With its tough Corona policy, China’s leadership has enraged the citizens and massively weakened the economy. The first loosening is now being announced. But numerous problems remain. There are no signs of a rapid upswing.
The sharpest slump in Chinese exports since the start of the corona pandemic more than two and a half years ago is fueling concerns about a global economic downturn. Exports fell 8.7 percent in November compared to the same month last year, according to data from the customs agency. This is the sharpest decline since February 2020. There had already been a decline in October, but it was much smaller at 0.3 percent.

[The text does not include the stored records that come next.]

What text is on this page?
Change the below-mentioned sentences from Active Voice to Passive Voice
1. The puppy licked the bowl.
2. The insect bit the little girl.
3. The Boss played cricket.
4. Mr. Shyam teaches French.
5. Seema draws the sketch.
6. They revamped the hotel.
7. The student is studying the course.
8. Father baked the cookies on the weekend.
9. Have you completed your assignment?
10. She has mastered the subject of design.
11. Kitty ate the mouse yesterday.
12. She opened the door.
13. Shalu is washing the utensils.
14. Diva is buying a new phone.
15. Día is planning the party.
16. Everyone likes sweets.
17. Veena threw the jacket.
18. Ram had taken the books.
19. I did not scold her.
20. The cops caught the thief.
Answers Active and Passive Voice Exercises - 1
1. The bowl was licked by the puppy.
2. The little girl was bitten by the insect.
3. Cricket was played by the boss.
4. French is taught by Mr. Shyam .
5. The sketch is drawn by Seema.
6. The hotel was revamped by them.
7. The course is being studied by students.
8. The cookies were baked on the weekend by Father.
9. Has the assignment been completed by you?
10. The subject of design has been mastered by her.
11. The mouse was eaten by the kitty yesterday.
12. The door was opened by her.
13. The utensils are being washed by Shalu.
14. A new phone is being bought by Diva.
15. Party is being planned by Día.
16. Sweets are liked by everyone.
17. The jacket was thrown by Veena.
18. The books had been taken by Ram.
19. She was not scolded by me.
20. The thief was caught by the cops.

The fall in exports is all the more astonishing given that foreign trade is usually booming in November in view of the approaching Christmas trade. China’s statistics agency blames the corona pandemic for the slump. The pandemic had “negative effects on the production and activities of some companies,” said the statistics office. Production has slowed and orders have fallen. According to experts, however, this is not the main reason why the relaxation of the Chinese corona policy that has just been announced should offer little reason for hope of a turnaround in the near future.
In addition to the tough corona lockdowns, the world’s second largest economy after the USA is also under pressure because of a real estate crisis. In addition, global trade is weaker because important customers such as the USA and Germany are suffering from high inflation, which is why consumers and companies are cutting back on spending.
Beijing has now relaxed some of the strict corona restrictions due to growing pressure from the population. The new guidelines of the National Health Commission (NHC) stipulate, among other things, that infected people with no or mild symptoms can “generally isolate themselves at home”. The country also wants to reduce the scope and frequency of PCR tests.
However, this does not mean that China’s economic problems have been solved. Exports are likely to contract even further in the coming quarters, says economist Julian Evans-Pritchard of Capital Economics. “They will see a limited boost from the easing of virus restrictions as they are no longer a major impediment to manufacturers’ ability to fill orders,” says Evans-Pritchard. “But the decline in global demand for Chinese goods will be of far greater significance.”
To boost the flagging economy, the government has also invested heavily in infrastructure, lowered interest rates, granted tax rebates and made it easier to buy real estate. However, the stimulus fizzled out due to the largest wave of corona infections that hit China at the same time since the pandemic began almost three years ago, and the extensive restrictions that followed. And even after the changes to the corona measures that have now been made, analysts remain skeptical that the stimulus measures will achieve quick results as it will take time before the pandemic controls are fully relaxed.
China’s economy grew by just 3 percent in the first three quarters of this year. This is well below the government’s annual target of around 5.5 percent. Analysts expect growth of just over three percent for the year as a whole. The World Bank even expects only 2.8 percent – after a whopping increase of 8.1 percent last year.
“In the medium term, China’s economy is still confronted with a structural downturn,” says an analysis by the bank. The World Bank experts see little chance for China to return to the rapid growth it has been accustomed to for decades: “Potential growth is on a declining trend that reflects unfavorable demographics, tepid production growth and increasing restrictions on a debt-driven growth model.”